Gayet, voix hésitante : "c'est à dire ?" "Quand le gouvernement israélien m'a demandé si je consentirais à m'attaquer à Shoah, je me suis dit qu'il faudrait envisager de le prendre comme protagoniste, un des protagonistes, du film que je devais faire. Donc je l'ai vu avec sa femme à New York, j'ai diné avec eux. Et quand j'ai annoncé qu'il s'agissait d'une commande, j'ai cru que je commettais un crime de lèse-majesté ou que j'annonçais la fin du monde."

Gayet réalise qu'il va lui falloir opérer un recadrage en direct. En temps ordinaire, c'est une technique de base du journaliste radio pour gérer un invité déraillant. Mais recadre-t-on Lanzmann ? "Claude Lanzmann, j'entends bien ce que vous dites. J'avais juste une question. Elie Wiesel disait : "l'oubli nest pas une maladie individuelle, mais une maladie collective. Vous êtes d'accord avec ça ?" "Je ne comprends pas ce que vous m'avez dit" "Eh bien, Elie Wiesel lui pensait qu'oublier les victimes reviendrait à les tuer une deuxième fois. Vous êtes d'accord malgré tout avec ça ?" A noter le "malgré tout". Malgré cette querelle de vieillards que vous exhumez aujourd'hui, pourrait-on se mettre d'accord sur une belle et bonne platitude ? "Que quoi reviendrait une deuxième fois ?" "Je vais reposer ma question. Elie Wiesel disait qu'oublier les victimes, puisqu'il a été victime de la Shoah, et notamment rescapé d'Auschwitz-Birkenau..." "Ecoutez je sais tout ça, oui !" Gayet, en désespoir de formulation :"Est-ce que vous êtes d'accord avec l'idée qu'il ne faut pas 'oublier les victimes ?" "Bah évidemment qu'il ne faut pas oublier les victimes. Mais pourquoi m'interrompez-vous pour me dire cela ? J'avais commencé à vous expliquer quelque chose, qui devient incompréhensible si vous ne me laissez pas aller jusqu'au bout".

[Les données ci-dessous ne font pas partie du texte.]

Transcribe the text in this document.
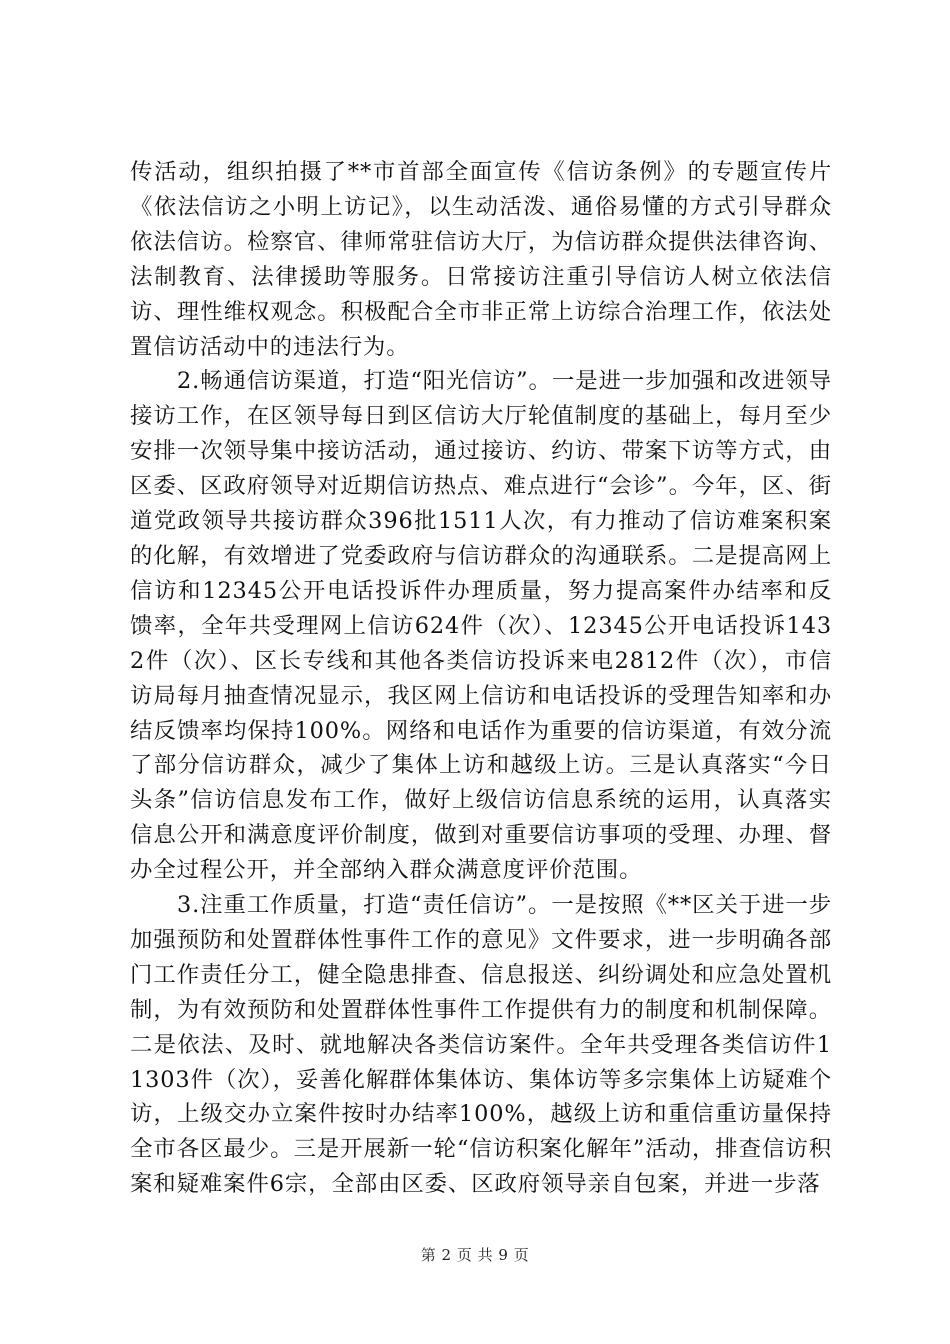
传活动，组织拍摄了**市首部全面宣传《信访条例》的专题宣传片《依法信访之小明上访记》，以生动活泼、通俗易懂的方式引导群众依法信访。检察官、律师常驻信访大厅，为信访群众提供法律咨询、法制教育、法律援助等服务。日常接访注重引导信访人树立依法信访、理性维权观念。积极配合全市非正常上访综合治理工作，依法处置信访活动中的违法行为。

2.畅通信访渠道，打造“阳光信访”。一是进一步加强和改进领导接访工作，在区领导每日到区信访大厅轮值制度的基础上，每月至少安排一次领导集中接访活动，通过接访、约访、带案下访等方式，由区委、区政府领导对近期信访热点、难点进行“会诊”。今年，区、街道党政领导共接访群众396批1511人次，有力推动了信访难案积案的化解，有效增进了党委政府与信访群众的沟通联系。二是提高网上信访和12345公开电话投诉件办理质量，努力提高案件办结率和反馈率，全年共受理网上信访624件（次）、12345公开电话投诉1432件（次）、区长专线和其他各类信访投诉来电2812件（次），市信访局每月抽查情况显示，我区网上信访和电话投诉的受理告知率和办结反馈率均保持100%。网络和电话作为重要的信访渠道，有效分流了部分信访群众，减少了集体上访和越级上访。三是认真落实“今日头条”信访信息发布工作，做好上级信访信息系统的运用，认真落实信息公开和满意度评价制度，做到对重要信访事项的受理、办理、督办全过程公开，并全部纳入群众满意度评价范围。

3.注重工作质量，打造“责任信访”。一是按照《**区关于进一步加强预防和处置群体性事件工作的意见》文件要求，进一步明确各部门工作责任分工，健全隐患排查、信息报送、纠纷调处和应急处置机制，为有效预防和处置群体性事件工作提供有力的制度和机制保障。二是依法、及时、就地解决各类信访案件。全年共受理各类信访件11303件（次），妥善化解群体集体访、集体访等多宗集体上访疑难个访，上级交办立案件按时办结率100%，越级上访和重信重访量保持全市各区最少。三是开展新一轮“信访积案化解年”活动，排查信访积案和疑难案件6宗，全部由区委、区政府领导亲自包案，并进一步落

第 2 页 共 9 页
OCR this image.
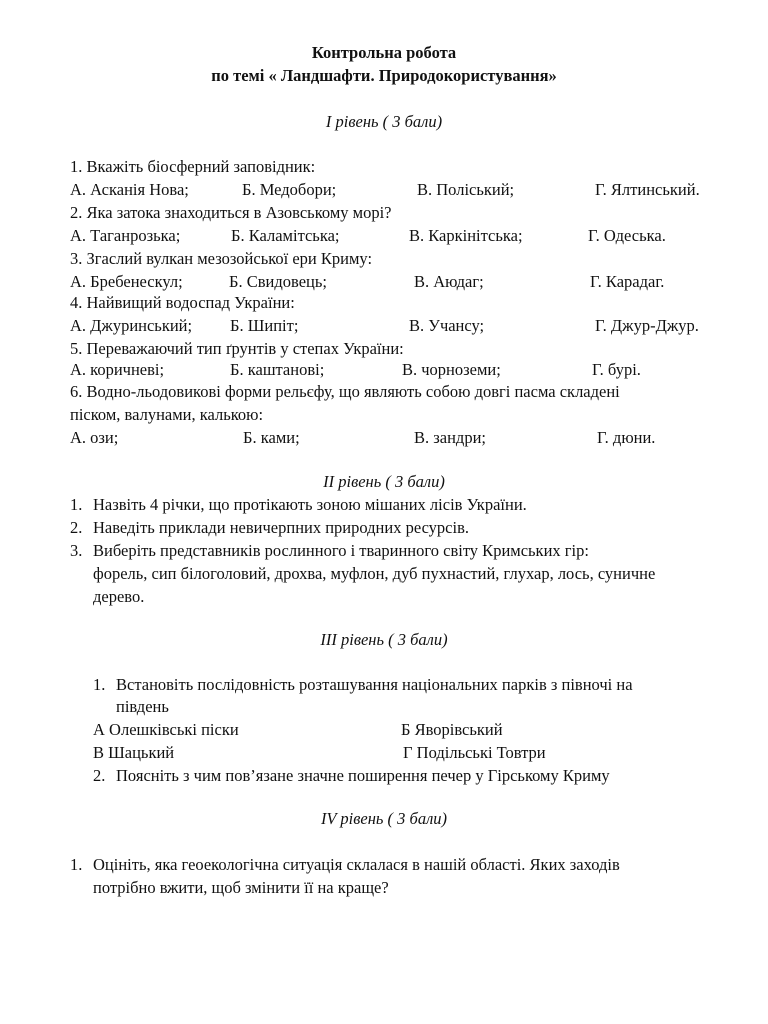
Контрольна робота
по темі « Ландшафти. Природокористування»
І рівень ( 3 бали)
1. Вкажіть біосферний заповідник:
А. Асканія Нова;	Б. Медобори;	В. Поліський;	Г. Ялтинський.
2. Яка затока знаходиться в Азовському морі?
А. Таганрозька;	Б. Каламітська;	В. Каркінітська;	Г. Одеська.
3. Згаслий вулкан мезозойської ери Криму:
А. Бребенескул;	Б. Свидовець;	В. Аюдаг;	Г. Карадаг.
4. Найвищий водоспад України:
А. Джуринський; Б. Шипіт;	В. Учансу;	Г. Джур-Джур.
5. Переважаючий тип ґрунтів у степах України:
А. коричневі;	Б. каштанові;	В. чорноземи;	Г. бурі.
6. Водно-льодовикові форми рельєфу, що являють собою довгі пасма складені
піском, валунами, калькою:
А. ози;	Б. ками;	В. зандри;	Г. дюни.
ІІ рівень ( 3 бали)
1. Назвіть 4 річки, що протікають зоною мішаних лісів України.
2. Наведіть приклади невичерпних природних ресурсів.
3. Виберіть представників рослинного і тваринного світу Кримських гір:
форель, сип білоголовий, дрохва, муфлон, дуб пухнастий, глухар, лось, суничне
дерево.
ІІІ рівень ( 3 бали)
1. Встановіть послідовність розташування національних парків з півночі на
південь
А Олешківські піски	Б Яворівський
В Шацький	Г Подільські Товтри
2. Поясніть з чим пов’язане значне поширення печер у Гірському Криму
ІV рівень ( 3 бали)
1. Оцініть, яка геоекологічна ситуація склалася в нашій області. Яких заходів
потрібно вжити, щоб змінити її на краще?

Il reste trois minutes trente. C'est long, trois minutes trente. Ça n'a jamais été si long. Gayet réalise qu'elle n'a d'autre choix que de laisser Lanzmann en roue libre, exposer sans pudeur cette querelle de légitimités sur l'extermination, puisqu'il ne s'agit au fond que de cela, Lanzmann reprochant à Wiesel de lui avoir dénié la légitimité de réaliser Shoah, pour cause de non déportation personnelle. Lanzmann appelle à la rescousse Imre Kertész, le Nobel "de littérature, lui, pas de la paix", (mort en mars dernier) selon qui Wiesel aurait passé à Auschwitz "en tout et pour tout 3 ou 4 nuits et jours" (cette citation de Kertész par Lanzmann est contestée). Avant de lui reprocher d'avoir tardé à encenser Shoah. On est partagé entre le rire nerveux, l'effroi devant l'obscénité de l'ego pourtant proverbial de Lanzmann, une certaine admiration tout de même devant son mépris radical des convenances radio-nécrologiques élémentaires, et l'accablement à la pensée de ce que les vautours du négationnisme feront fatalement un jour, font sans doute déjà, de ce grand moment de radio.